Drug-drug interactions (DDIs) are a major cause of preventable hospitalizations and deaths. Recently, researchers in the AI community try to improve DDI prediction in two directions, incorporating multiple drug features to better model the pharmacodynamics and adopting multi-task learning to exploit associations among DDI types. However, these two directions are challenging to reconcile due to the sparse nature of the DDI labels which inflates the risk of overfitting of multi-task learning models when incorporating multiple drug features. In this paper, we propose a multi-task semi-supervised learning framework MLRDA for DDI prediction. MLRDA effectively exploits information that is beneficial for DDI prediction in unlabeled drug data by leveraging a novel unsupervised disentangling loss CuXCov. The CuXCov loss cooperates with the classification loss to disentangle the DDI prediction relevant part from the irrelevant part in a representation learnt by an autoencoder, which helps to ease the difficulty in mining useful information for DDI prediction in both labeled and unlabeled drug data. Moreover, MLRDA adopts a multi-task learning framework to exploit associations among DDI types. Experimental results on real-world datasets demonstrate that MLRDA significantly outperforms state-of-the-art DDI prediction methods by up to 10. 3% in AUPR.

TIST Journal 2017 Journal Article

SPACE-TA

  • Leye Wang
  • Daqing Zhang
  • Dingqi Yang
  • Animesh Pathak
  • Chao Chen
  • Xiao Han
  • Haoyi Xiong
  • Yasha Wang

Data quality and budget are two primary concerns in urban-scale mobile crowdsensing. Traditional research on mobile crowdsensing mainly takes sensing coverage ratio as the data quality metric rather than the overall sensed data error in the target-sensing area.
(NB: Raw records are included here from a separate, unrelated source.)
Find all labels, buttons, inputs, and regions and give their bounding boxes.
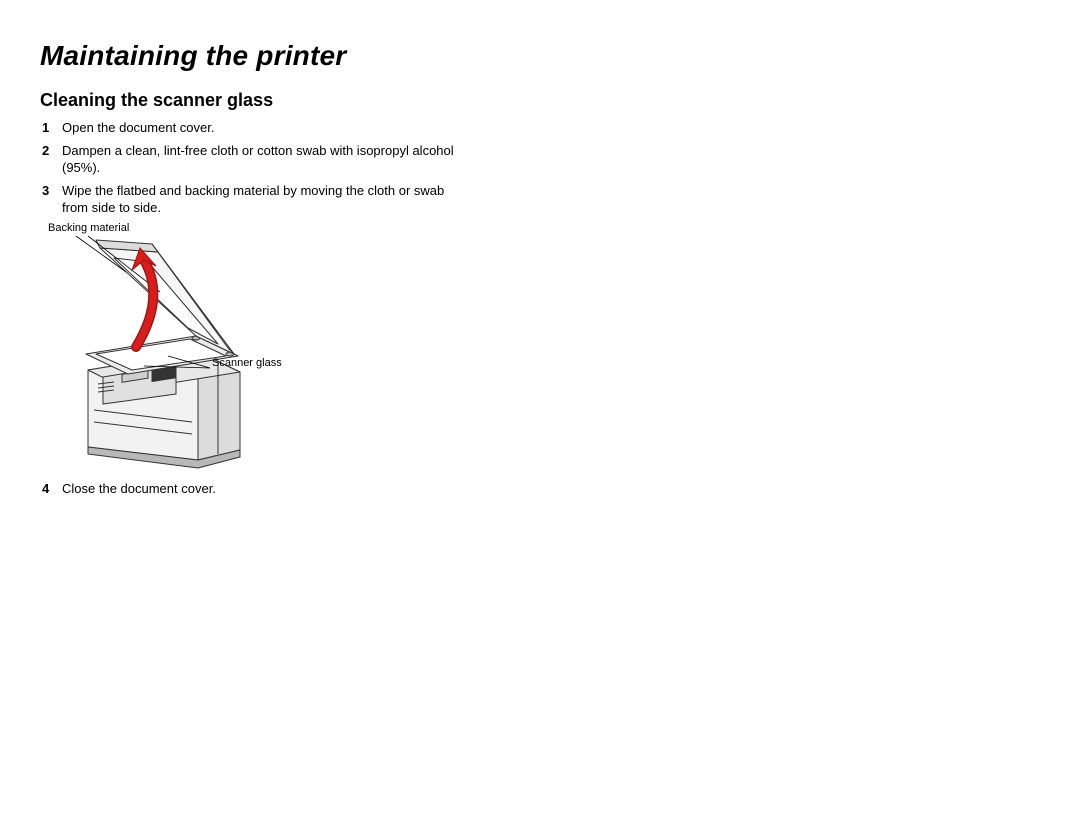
callout-backing-material: Backing material: [48, 222, 129, 234]
content-column: Cleaning the scanner glass Open the docu…: [40, 90, 470, 497]
step-2: Dampen a clean, lint-free cloth or cotto…: [58, 142, 470, 177]
page-title: Maintaining the printer: [40, 40, 1040, 72]
step-3: Wipe the flatbed and backing material by…: [58, 182, 470, 217]
callout-scanner-glass: Scanner glass: [212, 357, 282, 369]
steps-list: Open the document cover. Dampen a clean,…: [40, 119, 470, 217]
printer-figure: Backing material Scanner glass: [48, 222, 308, 472]
steps-list-continued: Close the document cover.: [40, 480, 470, 498]
printer-illustration: [48, 222, 308, 472]
section-title: Cleaning the scanner glass: [40, 90, 470, 111]
step-4: Close the document cover.: [58, 480, 470, 498]
step-1: Open the document cover.: [58, 119, 470, 137]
In this article, we propose to leverage spatiotemporal correlations among the sensed data in the target-sensing area to significantly reduce the number of sensing task assignments. In particular, we exploit both intradata correlations within the same type of sensed data and interdata correlations among different types of sensed data in the sensing task. We propose a novel crowdsensing task allocation framework called SPACE-TA (SPArse Cost-Effective Task Allocation), combining compressive sensing, statistical analysis, active learning, and transfer learning, to dynamically select a small set of subareas for sensing in each timeslot (cycle), while inferring the data of unsensed subareas under a probabilistic data quality guarantee. Evaluations on real-life temperature, humidity, air quality, and traffic monitoring datasets verify the effectiveness of SPACE-TA. In the temperature-monitoring task leveraging intradata correlations, SPACE-TA requires data from only 15.5% of the subareas while keeping the inference error below 0.25°C in 95% of the cycles, reducing the number of sensed subareas by 18.0% to 26.5% compared to baselines. When multiple tasks run simultaneously, for example, for temperature and humidity monitoring, SPACE-TA can further reduce ∼10% of the sensed subareas by exploiting interdata correlations.